03/24/2026
By Dipika Boro

The Miner School of Computer and Information Sciences, Department of Computer Science, invites you to attend a doctoral dissertation defense by Dipika Boro on “Advancing Endoscopic Polyp Detection, Segmentation and Characterization using Pretrained Deep Architectures and Self-Supervised Representation Learning.”

Candidate Name: Dipika Boro
Degree: Doctoral
Defense Date: Monday, April, 6, 2026
Time : 10 - 11 a.m. EST
Location: This will be a virtual defense via Zoom
Dissertation Title: “Advancing Endoscopic Polyp Detection, Segmentation and Characterization using Pretrained Deep Architectures and Self-Supervised Representation Learning

Committee Members:

  • Yu Cao (Advisor), Professor, Miner School of Computer & Information Sciences; Director, UMass Center for Digital Health (CDH)
  • Benyuan Liu (Advisor), Professor, Director, Miner School of Computer & Information Sciences, UMass Center for Digital Health (CDH), Computer Networking Lab, CHORDS
  • Hengyong Yu (Member), Professor, FIEEE, FAAPM, FAIMBE, FAAIA, FAIIA, Department of Electrical and Computer Engineering
  • Qilei Chen (Member), Research Scientist, Miner School of Computer and Information Sciences

Abstract:

Colorectal cancer is the third most common cancer worldwide and the second leading cause of cancer-related deaths, with a concerning rise in incidence among younger adults despite overall declines. Routine endoscopic screening and early detection are critical for improving patient outcomes. The resulting video data offers significant potential for training deep learning models. However, large-scale annotation remains challenging due to the need for clinical expertise, privacy constraints, and increasing clinician workload. While transfer learning has been widely used to mitigate limited labeled data, self-supervised learning (SSL) has emerged as a promising alternative, though challenges in generalization and interpretability continue to limit clinical adoption. This dissertation addresses these challenges by developing approaches that bridge data scarcity and the gap between research and real-world deployment in endoscopic imaging.

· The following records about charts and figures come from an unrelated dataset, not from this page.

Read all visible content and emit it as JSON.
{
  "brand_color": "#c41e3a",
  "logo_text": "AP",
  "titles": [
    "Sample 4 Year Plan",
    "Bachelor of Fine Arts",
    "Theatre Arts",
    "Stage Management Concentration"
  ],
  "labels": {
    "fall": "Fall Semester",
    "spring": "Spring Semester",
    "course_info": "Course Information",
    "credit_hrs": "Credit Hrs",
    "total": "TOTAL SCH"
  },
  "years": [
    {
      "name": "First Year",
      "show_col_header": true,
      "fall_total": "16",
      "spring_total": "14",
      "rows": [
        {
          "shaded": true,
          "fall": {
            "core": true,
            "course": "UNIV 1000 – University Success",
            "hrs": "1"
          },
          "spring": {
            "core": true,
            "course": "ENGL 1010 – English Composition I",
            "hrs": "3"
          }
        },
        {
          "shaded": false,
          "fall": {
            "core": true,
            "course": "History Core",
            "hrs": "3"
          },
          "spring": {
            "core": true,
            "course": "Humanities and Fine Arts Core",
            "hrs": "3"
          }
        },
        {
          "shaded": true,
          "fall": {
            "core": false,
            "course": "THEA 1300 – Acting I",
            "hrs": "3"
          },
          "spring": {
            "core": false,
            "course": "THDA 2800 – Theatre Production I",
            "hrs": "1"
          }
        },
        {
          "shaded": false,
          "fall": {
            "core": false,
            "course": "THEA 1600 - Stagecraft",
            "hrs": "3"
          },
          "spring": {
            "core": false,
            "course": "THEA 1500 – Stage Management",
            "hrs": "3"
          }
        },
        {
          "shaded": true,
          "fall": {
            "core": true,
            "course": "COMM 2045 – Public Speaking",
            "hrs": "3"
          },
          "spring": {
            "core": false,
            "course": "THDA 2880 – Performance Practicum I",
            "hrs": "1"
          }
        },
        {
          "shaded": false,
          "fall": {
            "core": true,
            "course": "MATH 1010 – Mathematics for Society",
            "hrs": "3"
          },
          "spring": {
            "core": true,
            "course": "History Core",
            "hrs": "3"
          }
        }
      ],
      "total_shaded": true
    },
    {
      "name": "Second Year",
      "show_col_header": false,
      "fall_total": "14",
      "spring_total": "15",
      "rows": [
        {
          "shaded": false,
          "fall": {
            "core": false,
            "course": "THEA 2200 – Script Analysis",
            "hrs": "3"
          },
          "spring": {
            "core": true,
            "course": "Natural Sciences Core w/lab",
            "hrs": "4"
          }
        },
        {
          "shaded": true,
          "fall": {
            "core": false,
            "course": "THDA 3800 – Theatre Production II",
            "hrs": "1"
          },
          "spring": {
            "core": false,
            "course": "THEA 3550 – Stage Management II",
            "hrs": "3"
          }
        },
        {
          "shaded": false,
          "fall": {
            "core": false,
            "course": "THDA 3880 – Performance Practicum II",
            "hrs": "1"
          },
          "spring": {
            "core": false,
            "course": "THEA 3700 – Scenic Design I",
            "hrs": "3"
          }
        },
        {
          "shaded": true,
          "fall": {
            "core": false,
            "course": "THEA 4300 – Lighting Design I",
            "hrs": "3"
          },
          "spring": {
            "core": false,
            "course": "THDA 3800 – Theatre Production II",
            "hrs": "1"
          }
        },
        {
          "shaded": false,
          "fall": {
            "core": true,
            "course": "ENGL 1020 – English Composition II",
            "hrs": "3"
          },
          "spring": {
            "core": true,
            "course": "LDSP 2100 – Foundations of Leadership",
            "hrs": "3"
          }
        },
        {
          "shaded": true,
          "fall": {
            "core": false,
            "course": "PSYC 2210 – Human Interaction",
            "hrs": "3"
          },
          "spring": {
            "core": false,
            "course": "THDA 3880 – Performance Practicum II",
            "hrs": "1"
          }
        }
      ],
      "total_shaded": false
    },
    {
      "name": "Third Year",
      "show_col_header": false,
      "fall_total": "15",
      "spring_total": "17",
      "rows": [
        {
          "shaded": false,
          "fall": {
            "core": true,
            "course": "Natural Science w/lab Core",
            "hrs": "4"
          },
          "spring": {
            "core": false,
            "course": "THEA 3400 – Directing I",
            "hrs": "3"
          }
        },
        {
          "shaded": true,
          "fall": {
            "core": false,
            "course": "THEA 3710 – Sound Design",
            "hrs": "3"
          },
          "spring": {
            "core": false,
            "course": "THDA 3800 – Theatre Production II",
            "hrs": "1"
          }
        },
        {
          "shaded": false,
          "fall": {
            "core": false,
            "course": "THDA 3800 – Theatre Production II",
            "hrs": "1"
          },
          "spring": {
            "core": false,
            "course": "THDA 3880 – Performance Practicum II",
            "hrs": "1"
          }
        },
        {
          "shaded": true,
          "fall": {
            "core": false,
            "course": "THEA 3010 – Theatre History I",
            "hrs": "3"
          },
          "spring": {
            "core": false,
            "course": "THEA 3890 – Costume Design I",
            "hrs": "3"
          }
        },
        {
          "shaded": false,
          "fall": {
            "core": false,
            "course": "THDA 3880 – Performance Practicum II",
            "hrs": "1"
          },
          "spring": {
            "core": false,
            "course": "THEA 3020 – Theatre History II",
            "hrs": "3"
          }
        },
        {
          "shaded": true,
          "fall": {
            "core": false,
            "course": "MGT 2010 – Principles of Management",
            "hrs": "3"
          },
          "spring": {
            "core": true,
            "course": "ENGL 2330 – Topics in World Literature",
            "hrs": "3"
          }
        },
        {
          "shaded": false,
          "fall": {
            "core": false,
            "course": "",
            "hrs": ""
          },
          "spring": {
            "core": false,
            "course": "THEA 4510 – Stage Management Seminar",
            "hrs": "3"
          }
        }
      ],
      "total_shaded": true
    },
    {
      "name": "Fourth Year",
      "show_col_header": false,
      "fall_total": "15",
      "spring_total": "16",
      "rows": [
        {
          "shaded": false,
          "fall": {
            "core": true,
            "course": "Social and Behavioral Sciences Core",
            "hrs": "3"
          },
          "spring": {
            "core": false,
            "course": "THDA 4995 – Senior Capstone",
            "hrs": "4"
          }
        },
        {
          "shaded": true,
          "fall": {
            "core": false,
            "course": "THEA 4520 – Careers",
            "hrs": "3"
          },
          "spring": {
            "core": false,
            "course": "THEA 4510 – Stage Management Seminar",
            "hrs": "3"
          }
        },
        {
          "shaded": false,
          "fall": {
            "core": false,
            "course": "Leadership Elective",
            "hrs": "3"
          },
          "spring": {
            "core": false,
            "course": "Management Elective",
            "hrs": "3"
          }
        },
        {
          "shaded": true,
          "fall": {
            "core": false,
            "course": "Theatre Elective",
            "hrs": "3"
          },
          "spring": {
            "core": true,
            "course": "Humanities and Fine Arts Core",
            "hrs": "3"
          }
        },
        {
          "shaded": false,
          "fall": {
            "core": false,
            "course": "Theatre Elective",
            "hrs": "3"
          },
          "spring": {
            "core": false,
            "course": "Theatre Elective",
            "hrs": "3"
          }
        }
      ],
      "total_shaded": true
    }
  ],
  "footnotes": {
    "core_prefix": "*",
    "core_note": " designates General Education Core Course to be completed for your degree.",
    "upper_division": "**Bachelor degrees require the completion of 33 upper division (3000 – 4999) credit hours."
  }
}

First, we present an exploratory study of cross-domain transfer learning for polyp segmentation, evaluating the effectiveness of different pretraining strategies under limited labeled data conditions. We compare models pretrained on natural images with those pretrained on diverse medical imaging modalities, including histopathology, CT, and MRI. Using both convolutional and transformer-based backbones with a DeepLabV3+ decoder, we conduct extensive experiments to systematically assess their effectiveness across multiple public benchmarks. Our results demonstrate that modality alignment plays a critical role, with models pretrained on natural images consistently outperforming those pretrained on radiological and other medical modalities.

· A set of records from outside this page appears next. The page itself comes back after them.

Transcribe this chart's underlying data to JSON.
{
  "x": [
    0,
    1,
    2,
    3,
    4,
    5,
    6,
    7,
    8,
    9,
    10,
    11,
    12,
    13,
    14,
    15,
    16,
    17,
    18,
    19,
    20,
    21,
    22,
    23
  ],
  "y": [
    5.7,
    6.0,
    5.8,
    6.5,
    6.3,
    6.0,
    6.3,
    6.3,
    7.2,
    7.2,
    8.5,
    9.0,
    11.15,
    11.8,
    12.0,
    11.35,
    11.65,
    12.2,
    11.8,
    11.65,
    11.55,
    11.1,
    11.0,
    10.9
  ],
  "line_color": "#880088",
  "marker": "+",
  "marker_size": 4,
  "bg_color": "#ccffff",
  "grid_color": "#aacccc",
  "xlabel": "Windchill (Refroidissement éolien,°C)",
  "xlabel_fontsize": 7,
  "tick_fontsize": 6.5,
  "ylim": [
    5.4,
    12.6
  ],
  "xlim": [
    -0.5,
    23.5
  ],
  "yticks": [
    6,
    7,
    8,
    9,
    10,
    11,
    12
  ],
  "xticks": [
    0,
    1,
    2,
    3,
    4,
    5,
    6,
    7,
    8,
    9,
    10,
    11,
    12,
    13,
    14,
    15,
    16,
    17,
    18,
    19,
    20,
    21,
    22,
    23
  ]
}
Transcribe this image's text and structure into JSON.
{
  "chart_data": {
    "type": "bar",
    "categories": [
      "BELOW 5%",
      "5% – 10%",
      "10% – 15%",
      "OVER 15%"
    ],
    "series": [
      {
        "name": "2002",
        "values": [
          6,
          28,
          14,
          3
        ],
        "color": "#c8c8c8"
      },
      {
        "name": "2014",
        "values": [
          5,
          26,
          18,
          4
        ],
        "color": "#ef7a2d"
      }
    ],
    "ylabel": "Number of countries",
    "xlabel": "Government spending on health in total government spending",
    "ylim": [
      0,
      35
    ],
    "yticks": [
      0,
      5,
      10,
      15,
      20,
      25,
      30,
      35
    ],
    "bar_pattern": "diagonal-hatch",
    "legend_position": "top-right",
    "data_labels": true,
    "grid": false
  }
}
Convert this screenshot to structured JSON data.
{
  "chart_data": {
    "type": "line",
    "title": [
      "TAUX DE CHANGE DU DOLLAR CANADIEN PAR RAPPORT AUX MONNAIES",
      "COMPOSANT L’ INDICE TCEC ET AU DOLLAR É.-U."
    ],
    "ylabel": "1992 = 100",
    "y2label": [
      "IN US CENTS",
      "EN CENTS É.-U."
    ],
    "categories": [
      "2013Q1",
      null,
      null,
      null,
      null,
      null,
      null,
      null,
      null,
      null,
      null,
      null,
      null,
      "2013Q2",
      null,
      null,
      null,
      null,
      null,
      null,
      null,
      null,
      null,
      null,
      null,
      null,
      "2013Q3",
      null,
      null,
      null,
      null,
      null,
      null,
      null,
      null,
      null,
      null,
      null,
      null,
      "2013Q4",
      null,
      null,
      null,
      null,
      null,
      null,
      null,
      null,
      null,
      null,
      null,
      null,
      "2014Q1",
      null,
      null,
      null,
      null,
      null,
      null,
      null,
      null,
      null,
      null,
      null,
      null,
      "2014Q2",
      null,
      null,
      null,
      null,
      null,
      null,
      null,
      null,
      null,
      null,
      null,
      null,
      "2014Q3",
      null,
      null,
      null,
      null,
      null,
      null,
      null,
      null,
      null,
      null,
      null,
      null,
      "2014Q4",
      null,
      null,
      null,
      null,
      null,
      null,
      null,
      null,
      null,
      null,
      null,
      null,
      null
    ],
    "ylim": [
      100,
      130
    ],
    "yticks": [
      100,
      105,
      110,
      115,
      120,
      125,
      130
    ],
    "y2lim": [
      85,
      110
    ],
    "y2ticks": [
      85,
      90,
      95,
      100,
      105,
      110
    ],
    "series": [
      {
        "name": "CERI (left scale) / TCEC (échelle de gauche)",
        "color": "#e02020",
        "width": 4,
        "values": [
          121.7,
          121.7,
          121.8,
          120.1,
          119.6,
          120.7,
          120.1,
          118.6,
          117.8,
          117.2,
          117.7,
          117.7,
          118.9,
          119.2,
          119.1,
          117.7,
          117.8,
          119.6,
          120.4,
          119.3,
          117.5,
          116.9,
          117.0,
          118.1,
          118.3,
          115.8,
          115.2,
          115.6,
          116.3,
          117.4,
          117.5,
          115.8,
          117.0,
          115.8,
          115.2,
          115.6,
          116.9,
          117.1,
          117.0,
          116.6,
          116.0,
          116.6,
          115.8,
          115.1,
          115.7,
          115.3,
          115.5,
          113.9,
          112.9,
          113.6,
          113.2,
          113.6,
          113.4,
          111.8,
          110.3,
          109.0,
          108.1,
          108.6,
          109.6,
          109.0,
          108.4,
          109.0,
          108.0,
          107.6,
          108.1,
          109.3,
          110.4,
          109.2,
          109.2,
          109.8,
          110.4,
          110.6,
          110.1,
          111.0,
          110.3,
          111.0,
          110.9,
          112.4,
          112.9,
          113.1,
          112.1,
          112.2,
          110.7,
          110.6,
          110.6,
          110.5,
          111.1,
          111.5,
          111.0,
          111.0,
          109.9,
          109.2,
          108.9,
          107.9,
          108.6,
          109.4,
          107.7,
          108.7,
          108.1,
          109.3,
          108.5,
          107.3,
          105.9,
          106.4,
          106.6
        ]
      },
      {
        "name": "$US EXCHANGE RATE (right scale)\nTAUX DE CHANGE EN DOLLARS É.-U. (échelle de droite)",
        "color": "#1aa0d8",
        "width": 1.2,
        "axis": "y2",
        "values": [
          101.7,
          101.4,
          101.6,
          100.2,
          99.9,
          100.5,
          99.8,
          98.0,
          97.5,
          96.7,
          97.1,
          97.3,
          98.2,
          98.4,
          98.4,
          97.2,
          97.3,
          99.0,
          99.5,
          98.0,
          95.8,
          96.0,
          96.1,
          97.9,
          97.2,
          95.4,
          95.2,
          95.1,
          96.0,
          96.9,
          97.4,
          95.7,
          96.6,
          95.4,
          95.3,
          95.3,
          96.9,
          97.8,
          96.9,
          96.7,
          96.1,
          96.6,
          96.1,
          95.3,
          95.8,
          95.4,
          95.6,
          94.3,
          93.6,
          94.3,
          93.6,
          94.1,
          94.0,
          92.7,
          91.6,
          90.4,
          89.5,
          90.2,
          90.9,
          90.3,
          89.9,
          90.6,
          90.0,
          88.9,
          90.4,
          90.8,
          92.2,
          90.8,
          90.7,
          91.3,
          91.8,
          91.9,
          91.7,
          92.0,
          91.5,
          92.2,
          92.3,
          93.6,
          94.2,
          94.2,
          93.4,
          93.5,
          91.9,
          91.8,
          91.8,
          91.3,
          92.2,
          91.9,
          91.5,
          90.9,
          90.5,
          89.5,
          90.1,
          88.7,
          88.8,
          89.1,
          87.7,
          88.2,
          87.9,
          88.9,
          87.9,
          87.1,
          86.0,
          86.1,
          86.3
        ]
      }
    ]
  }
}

To further address data scarcity, we introduce EndoMAE, a self-supervised foundation model for endoscopic image analysis. We curate a large-scale dataset comprising over 10 million unlabeled endoscopic frames from clinical videos and public sources, making it the largest dataset used to date for pretraining in this domain. EndoMAE follows the Masked Autoencoder framework, learning domain-specific representations through masked image reconstruction. Evaluations on downstream classification and segmentation tasks demonstrate strong generalization and improved performance over both supervised and self-supervised baselines, underscoring the effectiveness of SSL for building robust endoscopic models.

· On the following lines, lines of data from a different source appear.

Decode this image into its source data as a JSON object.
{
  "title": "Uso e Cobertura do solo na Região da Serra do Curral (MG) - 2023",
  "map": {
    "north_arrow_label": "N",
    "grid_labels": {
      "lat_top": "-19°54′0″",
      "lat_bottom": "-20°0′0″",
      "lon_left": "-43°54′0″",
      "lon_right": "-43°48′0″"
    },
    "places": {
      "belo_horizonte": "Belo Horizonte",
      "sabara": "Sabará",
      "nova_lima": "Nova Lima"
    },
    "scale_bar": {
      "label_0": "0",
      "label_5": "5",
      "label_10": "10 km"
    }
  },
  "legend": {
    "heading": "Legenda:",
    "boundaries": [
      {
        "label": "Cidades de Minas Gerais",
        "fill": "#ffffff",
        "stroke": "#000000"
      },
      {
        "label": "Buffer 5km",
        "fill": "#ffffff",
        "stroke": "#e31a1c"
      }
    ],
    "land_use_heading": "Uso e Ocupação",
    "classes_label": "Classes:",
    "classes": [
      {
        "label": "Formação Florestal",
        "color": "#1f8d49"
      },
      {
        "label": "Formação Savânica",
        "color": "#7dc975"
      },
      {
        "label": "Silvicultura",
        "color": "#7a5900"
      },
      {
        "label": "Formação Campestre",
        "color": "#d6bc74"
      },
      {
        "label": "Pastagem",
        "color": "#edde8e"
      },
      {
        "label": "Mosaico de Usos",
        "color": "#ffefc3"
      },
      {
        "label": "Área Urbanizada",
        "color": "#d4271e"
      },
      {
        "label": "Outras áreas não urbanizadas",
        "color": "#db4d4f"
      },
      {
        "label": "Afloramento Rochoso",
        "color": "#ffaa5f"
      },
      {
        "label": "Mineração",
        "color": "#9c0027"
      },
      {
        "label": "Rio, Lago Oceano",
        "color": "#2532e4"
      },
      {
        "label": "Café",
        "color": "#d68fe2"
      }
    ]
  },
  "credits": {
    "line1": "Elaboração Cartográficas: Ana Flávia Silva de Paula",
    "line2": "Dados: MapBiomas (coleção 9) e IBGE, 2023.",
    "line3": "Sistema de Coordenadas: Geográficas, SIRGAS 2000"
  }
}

Finally, we propose a multi-modal, geometry-aware framework for polyp size estimation that integrates visual, depth, and geometric information to overcome the limitations of purely 2D analysis. The pipeline integrates lesion detection, segmentation, and monocular depth estimation, followed by a novel MGPS-Net architecture that fuses RGB, mask, depth, and geometry-derived features through an attention mechanism for accurate size prediction. Extensive ablation studies demonstrate the complementary contributions of geometric features and attention, while outperforming geometry-only regression baselines. In addition, an auxiliary Paris classification task provides complementary morphological characterization. The framework further enables geometry-driven analysis and 3D visualization, offering intuitive representations of polyp structure. By combining accurate polyp size estimation with morphological classification and 3D visualization, this work enables comprehensive polyp characterization that is both clinically relevant and meaningful, supporting the development of next-generation computer-aided tools for endoscopic analysis.